O sistema novo seja implantado até o dia 31 de maio deste ano. Porém, o MTP tem enfrentado dificuldades para cadastrar os trabalhadores. No total, são 700 trabalhadores portuários avulsos (TPA) e o volume maior é de estivadores. Todas as categorias terão que fazer o cadastro.

“Sempre tivemos denúncias sobre as atividades portuárias e a principal delas sempre é sobre a questão do rodízio, que nunca ocorreu de forma regular. Infelizmente cabe ao Ogmo fiscalizar e organizar esse rodízio, pois nós não podemos ficar 24 horas observando como é que ele acontece. É por isso que estamos tomando essas medidas para torná-lo mais transparente o possível”, ressaltou Gazzaneo. 

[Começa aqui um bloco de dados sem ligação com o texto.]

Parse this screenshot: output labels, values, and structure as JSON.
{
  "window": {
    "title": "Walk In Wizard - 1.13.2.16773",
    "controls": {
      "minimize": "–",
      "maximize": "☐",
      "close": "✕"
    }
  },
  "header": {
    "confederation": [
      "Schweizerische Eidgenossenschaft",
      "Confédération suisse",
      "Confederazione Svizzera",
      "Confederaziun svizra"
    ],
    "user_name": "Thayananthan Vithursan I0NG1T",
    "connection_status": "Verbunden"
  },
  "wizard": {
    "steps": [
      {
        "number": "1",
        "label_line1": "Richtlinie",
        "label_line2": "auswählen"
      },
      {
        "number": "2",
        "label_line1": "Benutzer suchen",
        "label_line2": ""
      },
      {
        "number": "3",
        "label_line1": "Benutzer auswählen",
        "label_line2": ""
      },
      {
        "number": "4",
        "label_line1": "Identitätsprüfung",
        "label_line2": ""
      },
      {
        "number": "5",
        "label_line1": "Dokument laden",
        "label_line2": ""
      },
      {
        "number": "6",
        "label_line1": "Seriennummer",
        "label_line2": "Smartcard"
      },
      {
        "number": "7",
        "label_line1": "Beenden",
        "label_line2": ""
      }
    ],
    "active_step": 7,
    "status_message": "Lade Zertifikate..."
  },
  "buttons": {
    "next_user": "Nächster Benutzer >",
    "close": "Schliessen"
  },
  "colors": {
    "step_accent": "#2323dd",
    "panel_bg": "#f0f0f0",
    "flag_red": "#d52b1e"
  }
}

O procurador acrescentou que a diminuição de navios para carga e descarga de produtos no Porto de Maceió aumentou ainda mais as irregularidades na escala, pois o número de trabalho para os estivadores caiu drasticamente. O principal fato dessa redução foi o arrendamento de uma parte do Porto por uma empresa responsável pela importação do açúcar produzido no estado.

“Agora esses estivadores não carregam mais sacas de açúcar como era antigamente. Hoje o manuseio do produto é feito de uma forma ultramoderna”, destacou Gazzaneo. Ao ser questionado sobre o possível descumprimento da instalação do ponto biométrico, o procurador colocou que ainda não estipulou uma multa, pois pretende regularizar a implantação, mas se não houver uma contrapartida  em fazer funcionar o ponto, outras medidas poderão ser adotadas.